On n'ouvre pas la Collection Blanche non sans solennité. Et voilà qu'il ne s'écoule pas dix pages que le lecteur se demande dans quelles histoires personnelles il est tombé. Ce roman écrit et publié chez Gallimard en 2006 est une autofiction audacieusement assumée. Dès les premiers paragraphes, on est emporté dans le tourbillon du père et du fils. Les voici qui systématiquement, au sein d'un même chapitre, se racontent à plusieurs époques de leurs vies. L'un est calme et détaché, l'autre est frénétique et engagé.
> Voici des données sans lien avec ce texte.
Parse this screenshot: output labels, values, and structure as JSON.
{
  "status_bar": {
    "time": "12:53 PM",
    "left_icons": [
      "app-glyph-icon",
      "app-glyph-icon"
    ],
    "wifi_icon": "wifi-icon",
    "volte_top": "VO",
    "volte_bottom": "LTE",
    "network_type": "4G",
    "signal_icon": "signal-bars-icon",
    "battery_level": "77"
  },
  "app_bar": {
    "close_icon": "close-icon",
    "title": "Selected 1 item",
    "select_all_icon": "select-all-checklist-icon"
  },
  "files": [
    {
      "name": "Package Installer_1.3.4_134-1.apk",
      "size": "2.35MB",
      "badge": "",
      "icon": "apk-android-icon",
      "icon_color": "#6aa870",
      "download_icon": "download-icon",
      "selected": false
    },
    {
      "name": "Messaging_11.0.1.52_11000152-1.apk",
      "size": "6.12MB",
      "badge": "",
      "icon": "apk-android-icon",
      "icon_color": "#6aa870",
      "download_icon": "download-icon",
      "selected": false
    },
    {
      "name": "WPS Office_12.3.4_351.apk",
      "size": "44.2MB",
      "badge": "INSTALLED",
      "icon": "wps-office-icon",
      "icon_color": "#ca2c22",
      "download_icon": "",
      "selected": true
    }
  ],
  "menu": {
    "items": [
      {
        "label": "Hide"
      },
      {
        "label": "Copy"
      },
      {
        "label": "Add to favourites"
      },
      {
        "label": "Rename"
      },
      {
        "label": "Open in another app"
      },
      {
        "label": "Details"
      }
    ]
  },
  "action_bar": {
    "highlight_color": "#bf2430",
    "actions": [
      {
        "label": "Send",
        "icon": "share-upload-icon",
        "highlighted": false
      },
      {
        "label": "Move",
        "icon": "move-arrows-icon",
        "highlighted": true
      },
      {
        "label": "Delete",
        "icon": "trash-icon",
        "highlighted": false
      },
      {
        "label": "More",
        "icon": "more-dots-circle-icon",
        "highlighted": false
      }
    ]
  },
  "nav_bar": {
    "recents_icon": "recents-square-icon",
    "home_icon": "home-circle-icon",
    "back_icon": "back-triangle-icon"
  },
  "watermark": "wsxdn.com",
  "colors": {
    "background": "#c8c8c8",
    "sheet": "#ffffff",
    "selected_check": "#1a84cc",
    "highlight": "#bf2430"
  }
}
La narration en miroir personnel et temporel est techniquement audacieuse et fluide à suivre. N'est-ce pas ce que chacun d'entre nous fait régulièrement : se raconter en un temps ramassé à coup d'anecdotes passées, présentes et futures pour échapper à la profondeur de ce que l'on tait. Mais qu'on ne s'y trompe pas, le narrateur veille jusqu'à harceler ses personnages qu'ils ne se perdent pas au gré d'allers-retours fugaces. Il va ainsi empêcher et le père et le fils de rester à la surface, aucun d'eux ne pourra échapper à l'autre ni à lui-même. Et lecteurs que nous sommes plongeons aussi dans ce qui dérange.
Remarquable encore,
Gilles Sebhan soutient son récit par la mise à nu du modèle qui n'est autre que lui-même, et transforme ce tourbillon de tableaux en une quête érotique virile entre vérités et mensonges, entre passages à l'acte et fantasmes, entre désirs et pensées, entre humanité et pulsions. Mais si
la dette cherche sa morale, elle n'en a pas. C'est une histoire de devoir d'une personne envers une autre, l'une est active, l'autre est passive, mais chacune à tour de rôle. Dans ce récit, on ne flirte avec personne ni avec aucun thème, on baise avec, et c'est sublime de crudité et de poésie, de fantasmes et de caresses, de torture et d'aveux.